Embora o enorme esforço verbal para reduzir as emissões de gases de efeito estufa e direcionar as ações para práticas sustentáveis, os discursos são só isso: esforço verbal que prevalece às ações reais.
Um dos maiores desafios do Brasil é a gestão dos resíduos urbanos em cidades cada vez mais populosas. Como cada brasileiro produz em média 0,5 kg de resíduos orgânicos por dia, é exatamente aí que há uma solução concreta, eficaz e definitiva para a produção de energia limpa e renovável: a biodigestão anaeróbia. Essa técnica transforma a matéria orgânica em biogás, que pode ser convertido em energia elétrica e combustível. Em acréscimo, também é preciso considerar o potencial dos resíduos da agropecuária (dejetos da criação animal, bagaços etc) como fonte excelente de biogás.
É preciso, portanto, e ainda não é tarde, elevar o biogás e a biodigestão anaeróbia à condição de protagonistas do combate aos efeitos das alterações climáticas. O ganho será em muitas direções: redução dos gastos com saúde, cidades mais limpas, redução de 50% do “plantio” de lixo e produção de energia, de fato, limpa e renovável. Investir nesse caminho não apenas promove a sustentabilidade ambiental, mas é oportunidade lucrativa e economicamente viável.
O que se observa, porém, é que é sempre mais fácil adotar soluções convencionais, mesmo que resultem em desequilíbrios e malefícios, bastando conferir à “solução” um rótulo moderno, tipo verde ou limpo, para que seja aceito e adotado. Basta não derivar do petróleo. Ignora-se muitas vezes os impactos negativos irreversíveis que a “solução” traz consigoi. A energia eólica, por exemplo, é frequentemente exaltada como limpa, apesar dos efeitos devastadores na paisagem, nos ecossistemas e na vida das pessoas que sempre viveram no entorno de onde são instalados parques eólicos. Uma solução sustentável precisa atender aos aspectos econômico, social, e ambiental
O mesmo padrão se repete com a “solução” hidrelétrica, que, longe de ser, de fato, limpa, impõe o desaparecimento de cidades, a mudança nos cursos dos rios e os prejuízos aos ecossistemas locais. Belo Monte que o diga. Enquanto isso, o lixo se acumulou nos lixões a céu aberto.
Para uma ideia aproximada do potencial do biogás (metano e dióxido de carbono) como fonte de energia limpa, 1 tonelada da fração orgânica dos resíduos sólidos produz, considerando a média de 60% de metano no biogás, 73,800m3 desse gás e a queima de 1m³ dele libera algo em torno de 1,8 kWhel (quilowatt-hora elétrico), o que não é pouco. É verdade que há outros números, mas que se referem à Europa e são descolados da realidade brasileira.

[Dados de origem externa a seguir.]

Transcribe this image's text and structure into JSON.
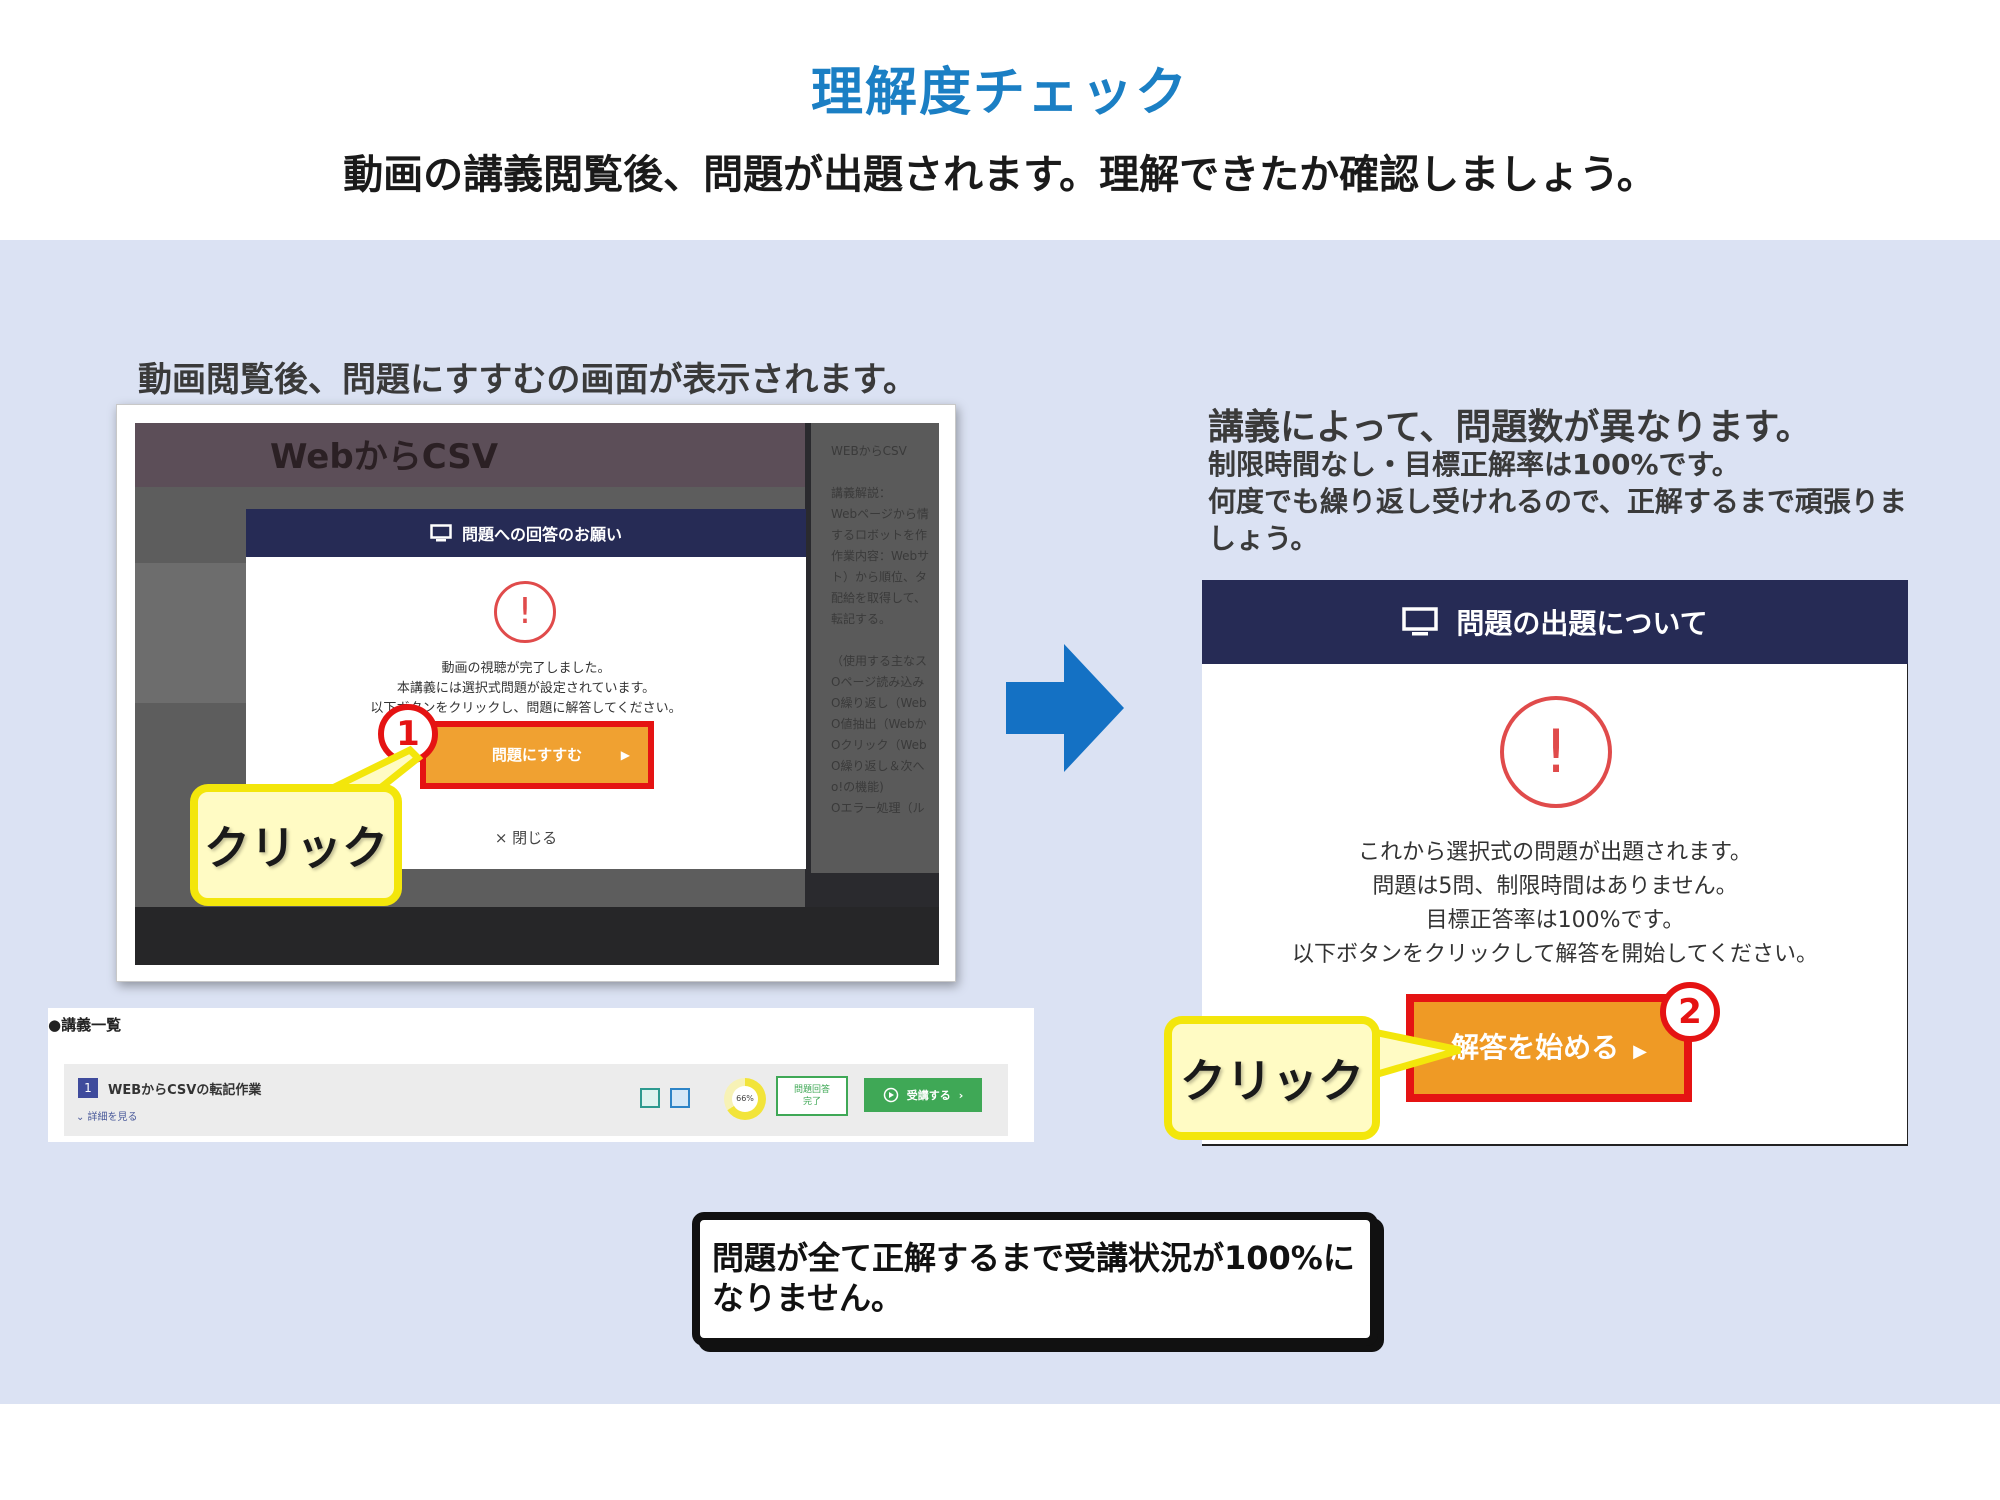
{
  "header": {
    "title": "理解度チェック",
    "subtitle": "動画の講義閲覧後、問題が出題されます。理解できたか確認しましょう。"
  },
  "left": {
    "label": "動画閲覧後、問題にすすむの画面が表示されます。",
    "bg_title": "WebからCSV",
    "bg_side_text": "WEBからCSV\n\n講義解説：\nWebページから情\nするロボットを作\n作業内容：Webサ\nト）から順位、タ\n配給を取得して、\n転記する。\n\n（使用する主なス\nOページ読み込み\nO繰り返し（Web\nO値抽出（Webか\nOクリック（Web\nO繰り返し＆次へ\no!の機能)\nOエラー処理（ル",
    "modal": {
      "header": "問題への回答のお願い",
      "icon": "!",
      "message": [
        "動画の視聴が完了しました。",
        "本講義には選択式問題が設定されています。",
        "以下ボタンをクリックし、問題に解答してください。"
      ],
      "button": "問題にすすむ",
      "close": "× 閉じる"
    },
    "step": "1",
    "callout": "クリック"
  },
  "list": {
    "heading": "●講義一覧",
    "row": {
      "number": "1",
      "title": "WEBからCSVの転記作業",
      "detail": "⌄ 詳細を見る",
      "progress": "66%",
      "progress_value": 0.66,
      "done": "問題回答\n完了",
      "start": "受講する"
    }
  },
  "right": {
    "title": "講義によって、問題数が異なります。",
    "desc": [
      "制限時間なし・目標正解率は100%です。",
      "何度でも繰り返し受けれるので、正解するまで頑張りましょう。"
    ],
    "modal": {
      "header": "問題の出題について",
      "icon": "!",
      "message": [
        "これから選択式の問題が出題されます。",
        "問題は5問、制限時間はありません。",
        "目標正答率は100%です。",
        "以下ボタンをクリックして解答を開始してください。"
      ],
      "button": "解答を始める"
    },
    "step": "2",
    "callout": "クリック"
  },
  "note": "問題が全て正解するまで受講状況が100%になりません。",
  "colors": {
    "title": "#1b7fc4",
    "panel": "#dbe2f3",
    "navy": "#262b55",
    "orange": "#f0a131",
    "red": "#e51313",
    "yellow": "#f3e60b",
    "arrow": "#1471c4"
  }
}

Segundo a ABIOGAS, o potencial de produção de biogás no Brasil, estimado de modo conservador, é de, aproximadamente, 23 bilhões de m³/ano. Basta fazer a conta para saber o potencial de conversão em energia elétrica. Atende plenamente às necessidades nacionais? Possível que não. Mas há que se valorizar o que se alinha com o discurso. Ou se muda o discurso e continua se queimando diesel como nem muitas termelétricas em operação.
Diante do exposto, é inegável a urgência de priorizar os esforços para alternativas verdadeiramente limpas sustentáveis para o Brasil e para o mundo. Portanto, em substituição aos adjetivos com que tentam colorir e validar práticas equivocadas nos aspectos ambiental, social e econômico, o que se propõe é concentrar os esforços na multiplicação de biodigestores, fazendo do biogás e da digestão anaeróbia em reatores os protagonistas, também, da mudança nas matrizes elétrica e energética brasileira.